Kein Grund offenbar, um sich auf die faule Haut zu legen: 2014 veröffentlicht Porter neben "Great Voices Of Harlem" auch noch "Issues Of Life", eine Sammlung von Featutres und Remixen. Das nächste richtige Solo-Album erscheint 2016: "Take Me To The Alley" setzt den mit "Be Good" und "Liquid Spirit" eingeschlagenen Weg nahtlos fort.
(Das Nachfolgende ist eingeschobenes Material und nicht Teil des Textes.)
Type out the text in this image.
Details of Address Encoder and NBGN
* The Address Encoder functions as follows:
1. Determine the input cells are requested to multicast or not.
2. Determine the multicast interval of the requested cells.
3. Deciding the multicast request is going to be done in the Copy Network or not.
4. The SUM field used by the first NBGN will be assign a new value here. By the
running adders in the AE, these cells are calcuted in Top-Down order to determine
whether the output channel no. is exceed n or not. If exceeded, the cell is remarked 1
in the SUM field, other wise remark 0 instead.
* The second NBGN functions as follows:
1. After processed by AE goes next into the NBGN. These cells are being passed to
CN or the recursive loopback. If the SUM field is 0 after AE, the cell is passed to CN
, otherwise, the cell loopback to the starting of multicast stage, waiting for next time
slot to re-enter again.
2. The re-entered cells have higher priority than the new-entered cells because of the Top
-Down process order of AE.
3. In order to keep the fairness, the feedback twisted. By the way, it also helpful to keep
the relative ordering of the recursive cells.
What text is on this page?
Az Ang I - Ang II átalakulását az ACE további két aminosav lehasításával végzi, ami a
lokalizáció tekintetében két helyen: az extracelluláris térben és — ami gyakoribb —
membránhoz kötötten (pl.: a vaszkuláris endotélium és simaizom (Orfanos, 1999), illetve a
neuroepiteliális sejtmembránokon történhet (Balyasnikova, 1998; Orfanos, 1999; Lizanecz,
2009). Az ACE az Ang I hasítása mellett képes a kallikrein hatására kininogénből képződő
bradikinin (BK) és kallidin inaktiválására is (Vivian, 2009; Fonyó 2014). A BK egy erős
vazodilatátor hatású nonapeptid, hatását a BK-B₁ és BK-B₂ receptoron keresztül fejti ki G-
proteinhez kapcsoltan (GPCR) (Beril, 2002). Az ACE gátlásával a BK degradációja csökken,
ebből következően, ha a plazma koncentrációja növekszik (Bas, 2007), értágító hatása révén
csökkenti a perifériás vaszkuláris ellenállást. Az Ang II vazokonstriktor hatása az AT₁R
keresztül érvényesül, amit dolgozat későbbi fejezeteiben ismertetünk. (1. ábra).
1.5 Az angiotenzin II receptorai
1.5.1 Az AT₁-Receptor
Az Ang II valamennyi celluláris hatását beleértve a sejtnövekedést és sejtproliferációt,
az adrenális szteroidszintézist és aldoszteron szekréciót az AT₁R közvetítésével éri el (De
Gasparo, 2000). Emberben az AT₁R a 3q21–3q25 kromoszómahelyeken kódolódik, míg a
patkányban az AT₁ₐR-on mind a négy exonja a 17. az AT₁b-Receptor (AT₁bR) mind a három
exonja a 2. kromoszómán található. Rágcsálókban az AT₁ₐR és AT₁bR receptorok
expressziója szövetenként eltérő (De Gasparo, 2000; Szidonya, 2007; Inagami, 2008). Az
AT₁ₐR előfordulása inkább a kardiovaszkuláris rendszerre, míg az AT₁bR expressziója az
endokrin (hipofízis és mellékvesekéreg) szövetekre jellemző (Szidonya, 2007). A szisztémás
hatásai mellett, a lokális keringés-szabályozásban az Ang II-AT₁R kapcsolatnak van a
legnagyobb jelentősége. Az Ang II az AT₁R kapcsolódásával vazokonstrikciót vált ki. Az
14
Gregory Porter begeistert Fans und Kritiker nicht nur mit seinem ausdrucksstarken Bariton, in dem die ganze Geschichte der schwarzen Musik mitzuschwingen scheint. Auch sein ausgefeiltes Songwriting und seine Texte bescheren im Lorbeeren.

"Meine Songs beginnen meistens mit einer persönlichen Erfahrung", erklärt er seine Vorgehensweise. "Ich versuche aber, keine allzu starre Perspektive einzunehmen. Ich möchte jeden Hörer auf seine oder ihre ganz spezielle Art berühren. Dabei kommt es auf die Lyrics genau so an wie auf das, das man zwischen den Zeilen lesen kann."